Papers in English and Chinese were searched for the initial review, but only 12 articles in Chinese were included in this meta-analysis. All of the selected studies were of high quality as indicated by the Newcastle-Ottawa scale (NOS). Among 809 patients, 372 underwent anchor screw fixation and 437 underwent mini-plate fixation. The results of this meta-analysis indicated that no significant difference was found in preoperative JOA score, JOA scores improvement rate, preoperative CCI, preoperative ROM, C5 palsy rate and blood loss. However, compared with mini-plate fixation, anchor screw fixation patients showed higher axial symptoms rate [RR = 1.75, 95% CI (1.31, 2.35), P <.05], lower postoperative JOA scores [SMD = -0.38, 95% CI (-0.62, -0.15), P <.05], lower postoperative CCI [SMD = -0.64, 95% CI (-0.94, -0.33), P <.05], lower postoperative ROM [SMD = -1.11, 95% CI (-2.18, -0.04), P <.05], smaller lamina open angle [SMD = -1.98, 95% CI (-3.71, -0.24), P <.05], shorter operation time [SMD = -0.33, 95% CI (-0.59, -0.07), P <.05].
Compared with anchor screw fixation, mini-plate fixation in cervical laminoplasty appears to achieve better clinical and radiographic outcomes with fewer surgical complications. However, future well-designed, randomized controlled trials are still needed to further confirm our results.
系统评价与荟萃分析。
锚钉固定和微型钢板固定在单开门颈椎板成形术中广泛应用。对于哪种固定方法更优存在很大争议。本研究的目的是评估锚钉固定与微型钢板固定治疗多节段脊髓型颈椎病(MCSM)的临床疗效。
通过全面检索截至2018年3月的PubMed、Embase、Cochrane图书馆、中国知网、维普和万方数据库,获取比较锚钉固定与微型钢板固定在颈椎板成形术中治疗MCSM临床疗效的相关研究。根据纳入标准对纳入研究进行评估。主要终点指标包括:术前日本骨科协会(JOA)评分、术后JOA评分、JOA评分改善率、术前和术后颈椎活动度(ROM)、术前和术后颈椎曲度指数(CCI)、椎板开门角度、手术时间、出血量、C5神经麻痹发生率和轴性症状发生率。

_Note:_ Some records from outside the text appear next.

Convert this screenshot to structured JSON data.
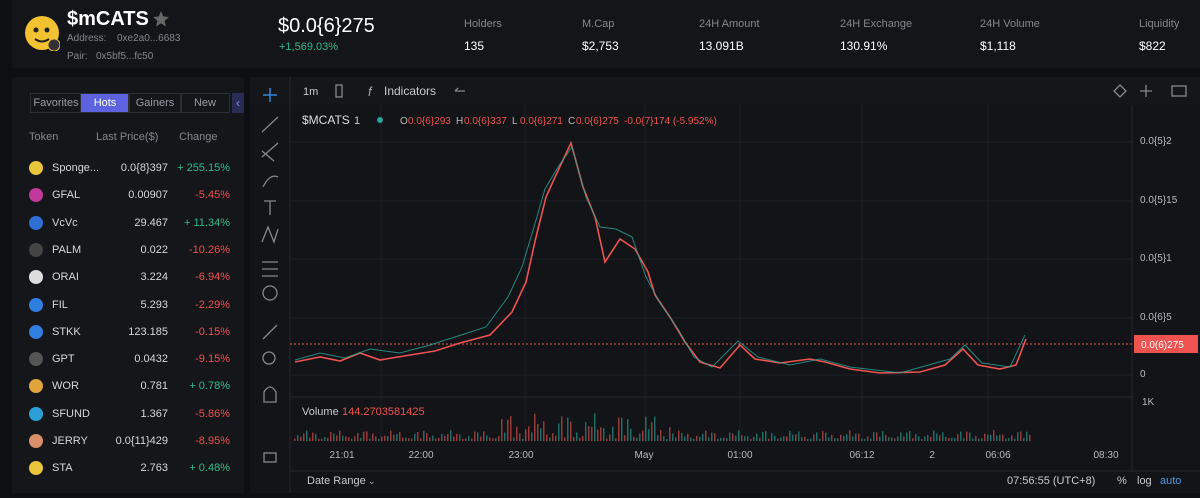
{
  "header": {
    "title": "$mCATS",
    "address_label": "Address:",
    "address": "0xe2a0...6683",
    "pair_label": "Pair:",
    "pair": "0x5bf5...fc50",
    "price": "$0.0{6}275",
    "change": "+1,569.03%",
    "stats": [
      {
        "label": "Holders",
        "value": "135"
      },
      {
        "label": "M.Cap",
        "value": "$2,753"
      },
      {
        "label": "24H Amount",
        "value": "13.091B"
      },
      {
        "label": "24H Exchange",
        "value": "130.91%"
      },
      {
        "label": "24H Volume",
        "value": "$1,118"
      },
      {
        "label": "Liquidity",
        "value": "$822"
      }
    ]
  },
  "sidebar": {
    "tabs": [
      "Favorites",
      "Hots",
      "Gainers",
      "New"
    ],
    "columns": [
      "Token",
      "Last Price($)",
      "Change"
    ],
    "rows": [
      [
        "Sponge...",
        "0.0{8}397",
        "+ 255.15%"
      ],
      [
        "GFAL",
        "0.00907",
        "-5.45%"
      ],
      [
        "VcVc",
        "29.467",
        "+ 11.34%"
      ],
      [
        "PALM",
        "0.022",
        "-10.26%"
      ],
      [
        "ORAI",
        "3.224",
        "-6.94%"
      ],
      [
        "FIL",
        "5.293",
        "-2.29%"
      ],
      [
        "STKK",
        "123.185",
        "-0.15%"
      ],
      [
        "GPT",
        "0.0432",
        "-9.15%"
      ],
      [
        "WOR",
        "0.781",
        "+ 0.78%"
      ],
      [
        "SFUND",
        "1.367",
        "-5.86%"
      ],
      [
        "JERRY",
        "0.0{11}429",
        "-8.95%"
      ],
      [
        "STA",
        "2.763",
        "+ 0.48%"
      ]
    ]
  },
  "chart": {
    "interval": "1m",
    "indicators": "Indicators",
    "symbol": "$MCATS",
    "multiplier": "1",
    "ohlc": [
      {
        "label": "O",
        "value": "0.0{6}293"
      },
      {
        "label": "H",
        "value": "0.0{6}337"
      },
      {
        "label": "L",
        "value": "0.0{6}271"
      },
      {
        "label": "C",
        "value": "0.0{6}275"
      }
    ],
    "delta": "-0.0{7}174 (-5.952%)",
    "price_axis": [
      "0.0{5}2",
      "0.0{5}15",
      "0.0{5}1",
      "0.0{6}5",
      "0"
    ],
    "last_price": "0.0(6)275",
    "volume_label": "Volume",
    "volume_value": "144.2703581425",
    "volume_axis": "1K",
    "time_axis": [
      "21:01",
      "22:00",
      "23:00",
      "May",
      "01:00",
      "06:12",
      "2",
      "06:06",
      "08:30"
    ],
    "footer": {
      "date_range": "Date Range",
      "clock": "07:56:55 (UTC+8)",
      "percent": "%",
      "log": "log",
      "auto": "auto"
    }
  }
}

最初检索了中英文文献进行综述,但本荟萃分析仅纳入了12篇中文文章。根据纽卡斯尔-渥太华量表(NOS),所有入选研究质量均较高。在809例患者中,372例行锚钉固定,437例行微型钢板固定。本荟萃分析结果表明,术前JOA评分、JOA评分改善率、术前CCI、术前ROM、C5麻痹发生率和出血量方面未发现显著差异。然而,与微型钢板固定相比,锚钉固定患者的轴性症状发生率更高[相对危险度(RR)=1.75,95%可信区间(CI)(1.31,2.35),P<0.05],术后JOA评分更低[标准化均数差(SMD)=-0.38,95%CI(-0.62,-0.15),P<0.05],术后CCI更低[SMD=-0.64,95%CI(-0.94,-0.33),P<0.05],术后ROM更低[SMD=-1.11,95%CI(-2.18,-0.04),P<0.05],椎板开门角度更小[SMD=-1.98,95%CI(-3.71,-0.24),P<0.05],手术时间更短[SMD=-0.33,95%CI(-0.59,-0.07),P<0.05]。
与锚钉固定相比,颈椎板成形术中微型钢板固定似乎能获得更好的临床和影像学结果,手术并发症更少。然而,仍需要未来设计良好的随机对照试验来进一步证实我们的结果。